Let’s get the facts straight about a global minimum income tax. Since 2017, most countries including the United States have used some form of a territorial system. Territoriality, a fundamental principle in good tax policy, means that taxpayers don’t have to pay tax on their foreign-earned incomes. This money is instead subject to tax in foreign countries where it has been earned. Companies can decide where they will do business by choosing the country with the most favorable tax system. This makes it more difficult for governments to relax their harsh tax systems.

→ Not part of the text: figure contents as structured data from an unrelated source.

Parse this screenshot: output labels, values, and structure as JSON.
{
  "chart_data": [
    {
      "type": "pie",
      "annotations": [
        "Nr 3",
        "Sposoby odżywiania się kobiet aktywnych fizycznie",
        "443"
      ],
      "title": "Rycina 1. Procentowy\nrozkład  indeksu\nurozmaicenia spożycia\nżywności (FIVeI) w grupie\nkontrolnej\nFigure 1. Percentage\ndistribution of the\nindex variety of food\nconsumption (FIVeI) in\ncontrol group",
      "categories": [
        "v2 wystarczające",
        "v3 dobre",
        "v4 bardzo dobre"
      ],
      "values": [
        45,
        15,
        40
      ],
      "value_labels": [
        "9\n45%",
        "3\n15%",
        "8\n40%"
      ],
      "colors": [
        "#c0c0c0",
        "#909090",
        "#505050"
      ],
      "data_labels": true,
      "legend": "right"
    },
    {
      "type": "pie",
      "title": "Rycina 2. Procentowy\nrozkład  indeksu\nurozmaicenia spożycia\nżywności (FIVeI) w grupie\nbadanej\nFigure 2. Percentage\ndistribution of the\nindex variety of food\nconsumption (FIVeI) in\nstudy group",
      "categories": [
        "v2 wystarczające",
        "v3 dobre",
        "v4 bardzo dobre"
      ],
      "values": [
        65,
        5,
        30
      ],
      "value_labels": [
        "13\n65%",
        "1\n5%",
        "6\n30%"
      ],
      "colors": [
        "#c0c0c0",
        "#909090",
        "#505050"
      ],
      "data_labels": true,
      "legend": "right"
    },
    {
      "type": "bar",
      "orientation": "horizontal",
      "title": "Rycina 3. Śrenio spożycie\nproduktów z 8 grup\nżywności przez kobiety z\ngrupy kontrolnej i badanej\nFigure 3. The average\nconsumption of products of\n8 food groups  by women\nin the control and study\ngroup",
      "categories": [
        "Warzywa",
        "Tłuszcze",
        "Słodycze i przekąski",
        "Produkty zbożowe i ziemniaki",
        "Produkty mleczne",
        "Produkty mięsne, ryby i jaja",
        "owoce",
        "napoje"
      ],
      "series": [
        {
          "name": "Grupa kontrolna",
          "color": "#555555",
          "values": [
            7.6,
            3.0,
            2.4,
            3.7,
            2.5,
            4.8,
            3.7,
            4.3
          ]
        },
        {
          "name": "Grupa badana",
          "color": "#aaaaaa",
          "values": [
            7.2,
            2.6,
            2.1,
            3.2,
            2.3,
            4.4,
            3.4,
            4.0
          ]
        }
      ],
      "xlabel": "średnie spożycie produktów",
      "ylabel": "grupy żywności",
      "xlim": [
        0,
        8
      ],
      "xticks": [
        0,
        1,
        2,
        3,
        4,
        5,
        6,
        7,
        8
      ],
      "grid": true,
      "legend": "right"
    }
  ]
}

The competition from high-tax nations isn’t what they want. This is why the U.S. has been keen to abolish it by imposing a global minimum income tax. While the U.S. government stands to gain tremendously from this new regime, U.S. corporations with income and foreign subsidiaries will not.

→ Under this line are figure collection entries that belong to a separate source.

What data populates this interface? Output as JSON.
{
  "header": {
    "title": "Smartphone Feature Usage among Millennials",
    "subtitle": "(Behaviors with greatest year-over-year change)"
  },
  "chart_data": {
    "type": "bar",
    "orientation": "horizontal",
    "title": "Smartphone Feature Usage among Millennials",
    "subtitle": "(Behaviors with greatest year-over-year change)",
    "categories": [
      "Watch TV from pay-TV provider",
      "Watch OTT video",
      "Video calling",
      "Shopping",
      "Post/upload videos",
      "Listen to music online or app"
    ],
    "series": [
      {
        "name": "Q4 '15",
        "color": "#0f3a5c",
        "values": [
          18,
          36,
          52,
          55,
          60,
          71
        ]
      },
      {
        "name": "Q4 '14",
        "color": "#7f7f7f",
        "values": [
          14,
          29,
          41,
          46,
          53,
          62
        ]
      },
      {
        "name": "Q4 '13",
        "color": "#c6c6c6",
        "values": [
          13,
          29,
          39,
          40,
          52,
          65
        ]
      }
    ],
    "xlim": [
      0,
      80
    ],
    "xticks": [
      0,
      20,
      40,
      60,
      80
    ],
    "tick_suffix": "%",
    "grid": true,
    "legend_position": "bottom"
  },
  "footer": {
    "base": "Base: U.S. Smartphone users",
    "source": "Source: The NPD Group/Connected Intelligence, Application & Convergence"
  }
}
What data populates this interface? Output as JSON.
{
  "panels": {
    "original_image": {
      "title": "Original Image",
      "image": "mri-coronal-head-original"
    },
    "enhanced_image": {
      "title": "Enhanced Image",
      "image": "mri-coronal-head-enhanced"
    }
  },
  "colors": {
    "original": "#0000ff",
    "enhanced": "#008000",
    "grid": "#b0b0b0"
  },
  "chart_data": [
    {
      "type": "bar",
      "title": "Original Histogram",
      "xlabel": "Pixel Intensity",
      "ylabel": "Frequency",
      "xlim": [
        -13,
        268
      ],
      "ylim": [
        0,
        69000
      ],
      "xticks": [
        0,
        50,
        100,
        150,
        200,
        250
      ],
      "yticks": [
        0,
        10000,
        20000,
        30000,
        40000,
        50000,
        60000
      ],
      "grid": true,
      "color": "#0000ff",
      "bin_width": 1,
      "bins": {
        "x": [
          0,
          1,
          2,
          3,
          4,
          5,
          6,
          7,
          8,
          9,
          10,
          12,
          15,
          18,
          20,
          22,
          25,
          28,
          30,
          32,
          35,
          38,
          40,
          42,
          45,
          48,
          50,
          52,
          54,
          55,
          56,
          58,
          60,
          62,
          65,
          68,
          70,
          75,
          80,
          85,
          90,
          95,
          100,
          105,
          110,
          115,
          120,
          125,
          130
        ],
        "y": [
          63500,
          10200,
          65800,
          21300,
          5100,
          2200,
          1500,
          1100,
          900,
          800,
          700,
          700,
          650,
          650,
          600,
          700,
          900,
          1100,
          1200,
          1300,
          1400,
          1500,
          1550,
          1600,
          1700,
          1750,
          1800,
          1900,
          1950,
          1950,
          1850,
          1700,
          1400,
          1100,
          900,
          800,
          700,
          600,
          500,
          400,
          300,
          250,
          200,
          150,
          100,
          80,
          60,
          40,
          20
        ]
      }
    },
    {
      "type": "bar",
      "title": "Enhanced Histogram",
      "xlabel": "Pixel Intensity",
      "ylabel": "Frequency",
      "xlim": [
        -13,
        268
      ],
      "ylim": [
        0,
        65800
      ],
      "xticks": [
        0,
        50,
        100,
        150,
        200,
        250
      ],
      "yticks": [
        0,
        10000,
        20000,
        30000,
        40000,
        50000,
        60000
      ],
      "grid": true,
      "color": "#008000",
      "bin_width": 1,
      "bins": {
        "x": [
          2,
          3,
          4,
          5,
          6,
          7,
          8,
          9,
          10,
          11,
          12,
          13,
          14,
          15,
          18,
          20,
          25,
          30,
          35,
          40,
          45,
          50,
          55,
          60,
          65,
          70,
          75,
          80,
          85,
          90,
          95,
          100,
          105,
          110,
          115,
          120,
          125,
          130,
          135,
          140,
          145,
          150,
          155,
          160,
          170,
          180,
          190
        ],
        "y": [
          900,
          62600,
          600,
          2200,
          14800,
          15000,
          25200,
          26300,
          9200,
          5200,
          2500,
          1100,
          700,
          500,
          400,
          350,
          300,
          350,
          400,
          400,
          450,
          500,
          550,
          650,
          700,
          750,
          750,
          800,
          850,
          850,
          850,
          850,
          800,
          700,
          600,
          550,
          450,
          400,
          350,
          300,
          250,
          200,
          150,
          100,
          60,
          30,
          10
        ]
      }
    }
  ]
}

Interesting thing about advocates is the simple fact that many of them are simply looking to increase revenue for businesses. A recent article in The Washington PostLawrence Summers (ex-Treasury Secretary) cheered the deal.
The countries have joined forces to ensure that global prosperity can be shared, not just lower taxes for the wealthy. The new minimum tax provides a stronger revenue source and will pay for public investments essential to the economic growth of all countries.
Summers believes that raising tax rates will inevitably result in more revenue and that the politicians will use that money to support growth. The belief that politicians will invest in worthy projects is more important than the belief that they can introduce economic distortions, buy votes or provide corporate welfare. This faith, as shown by the “Build back Better” legislation that is currently in Congress and loaded with antiproductive tax credits, is not justified.
Additionally, research from the Tax Foundation, International Monetary Fund and Organisation for Economic Co-operation and Development shows that raising the corporate income tax rate is not an effective way to increase revenues and will result in a decrease of gross domestic product. This is partly due to the fact that it reduces investments, lowers worker wages, and causes an increase in consumer prices.
While corporations might not be the most popular of companies, we can expect too much from them in terms of raises for American workers. Is there a way to control the cost of their products? Companies need accountable governments, including options for when taxes get too severe.
Ironically, though the United States and their richest friends will benefit at the expense the poorer countries, it is actually being done in the name to fight inequality. Summers says it is for “lower taxes burdens for the wealthy”.
The wealthy could cut their spending in order to solve their budget woes. That’s something many politicians aren’t able to stomach. They could even change transfer-pricing regulations if there is a problem in the tax system for multinational corporations. They shouldn’t tell countries outside their borders how to tax income, or even create a global tax cartel.
This development may not be of concern to the average taxpayer. Be aware that this cartel is only the beginning. It’s just a matter time until revenue-hungry legislators increase the minimum tax rate for individuals once such a system has been in place.